What reason is there to replace a working ship with something so much larger and more costly? Is it just because you want something bigger? The Home One is a solid Heavy Cruiser/Carrier/Command ship design. Proven in battle, being the most important thing.
I'm suggesting using them as the backbone of the fleet, but as commanding ships for large formations.
This didn't make sense so I think you're saying "I'm suggesting using them as the backbone of the fleet, but NOT as commanding ships for large formations."
In which case if you're going to be building ships of this class then why couldn't one of them be in charge of the others?
True, but they still relied very heavilly on the Mon Cal designs
That's right, designs proven to be superior in almost every way. So why shouldn't they? It wasn't until the Nebula Class SD that Imp designs caught up to MonCal.
The Liberties seemed to hold up pretty well at Endor, and the EU states that their reinforced shields make them effectively the equal of an ISD, despite being quite a bit smaller. However, I wouldn't have a problem with supplimenting them with other designs.
Equal in shields with less armor and less over all fire power and carrying fewer fighters. If we count the ISD as the standard cruiser design. Then the Liberty would be closer to a light cruiser and the Home One design would fair as a good heavy cruiser. Though I would agree that per the cost of a MonCal design the Liberty is not cost effective. Seeing how the MonCal's will be out numbered, they have to have ships that can atleast be a promised win vs a ISD. The Liberty was not that ship.
She's only 4km long, tops. A heavy cruiser would be something like the Mediator, or the WEG SSD - 8-8.5 km long.
Then she's twice the size and power of the standard cruiser OF THE TIME. The Mediator was a single ship, not a class run that I've ever heard of. Also, it was called a battle cruiser, not a heavy cruiser. the SSD was 18Km long and classed as a Battleship. That leaves the Home One in perfect size as a heavy cruiser.
A bit small to be considered a light cruiser, given that they were barely bigger than VenStars, but Mon Cals may be much smaller than their Imperial equivalents.
I wouldn't doubt that MonCal designs are smaller then their Imp equals. The later MC90 designs easily out classed ISDs and ISD-2s barely 6 years after Battle of Endor. Add that the MC90s were only 1.2km long.
Fighters aren't that useful in fleet actions - they can certainly kill capships if the shields are knocked out, but to do that you need other capships. You'd be best off using battle-carrier concepts (like pretty much every design except the Tector and Allegiance type), or dedicated battleships at the core with carriers in support
Again, not too sure of your point here. Seems to be missing. Are you saying that the Home One design isn't able to hold out against an ISD? Battle of Endor showed that this isn't the case. The Home One held out very well and brought in a large payload of fighters. This is the perfect Battle-Carrier that you speak of.

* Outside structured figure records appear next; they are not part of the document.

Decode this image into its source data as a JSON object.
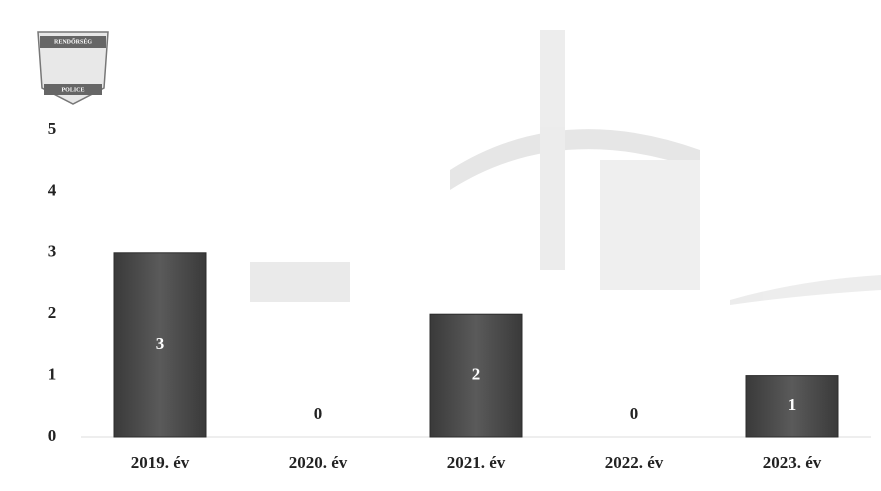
{
  "logo": {
    "top": "RENDŐRSÉG",
    "bottom": "POLICE"
  },
  "chart_data": {
    "type": "bar",
    "categories": [
      "2019. év",
      "2020. év",
      "2021. év",
      "2022. év",
      "2023. év"
    ],
    "values": [
      3,
      0,
      2,
      0,
      1
    ],
    "color": "#4f4f4f",
    "ylim": [
      0,
      5
    ],
    "yticks": [
      0,
      1,
      2,
      3,
      4,
      5
    ],
    "grid": false
  }
}
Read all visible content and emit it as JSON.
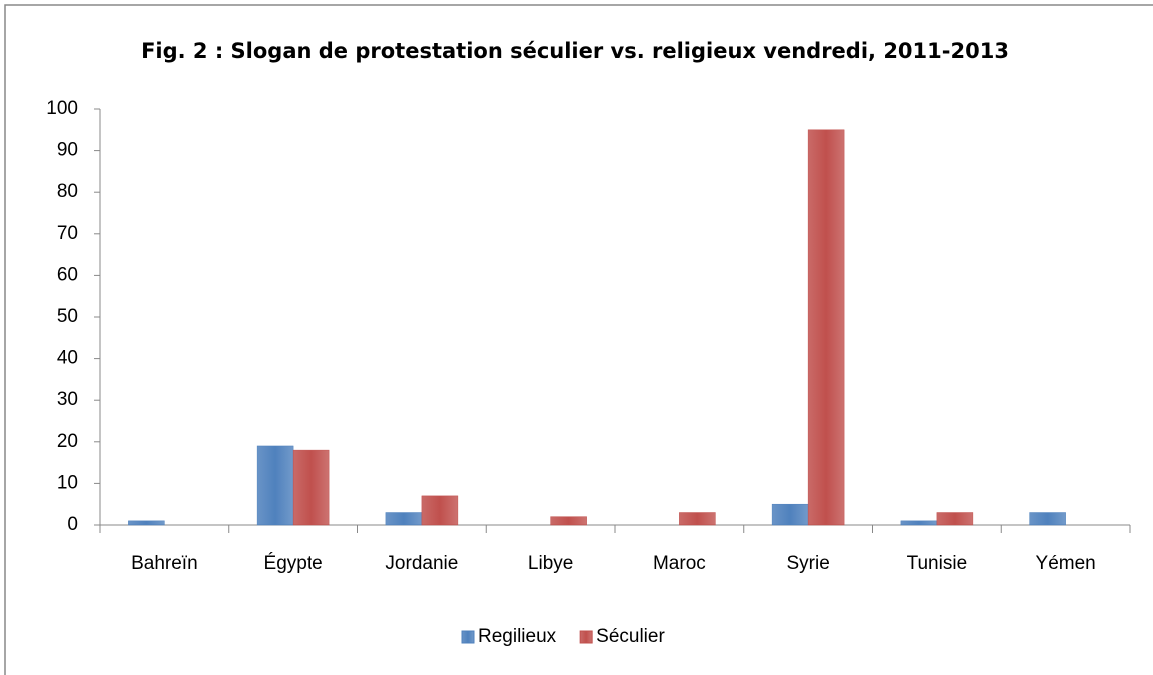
{
  "chart_data": {
    "type": "bar",
    "title": "Fig. 2 : Slogan de protestation séculier vs. religieux vendredi, 2011-2013",
    "categories": [
      "Bahreïn",
      "Égypte",
      "Jordanie",
      "Libye",
      "Maroc",
      "Syrie",
      "Tunisie",
      "Yémen"
    ],
    "series": [
      {
        "name": "Regilieux",
        "color": "#4f81bd",
        "values": [
          1,
          19,
          3,
          0,
          0,
          5,
          1,
          3
        ]
      },
      {
        "name": "Séculier",
        "color": "#c0504d",
        "values": [
          0,
          18,
          7,
          2,
          3,
          95,
          3,
          0
        ]
      }
    ],
    "ylim": [
      0,
      100
    ],
    "yticks": [
      0,
      10,
      20,
      30,
      40,
      50,
      60,
      70,
      80,
      90,
      100
    ],
    "legend": "bottom"
  }
}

At the cost of firepower. The best use of Home One types would be to keep the original design and put them as the heart of small task forces, as at Endor.
Why, why and why? Cost of firepower... these ships weren't built to be warships but faired well anyways. Why couldn't you upgrade them further? The original design was a floating hotel, not a good idea for the New Republic Defense Fleet. Heart of small task forces? Yet again, why? Why should they be limited to small groups? The Rebel fleet seemed to work together very well even when packed badly against the odds. Home One was that sense of together for them.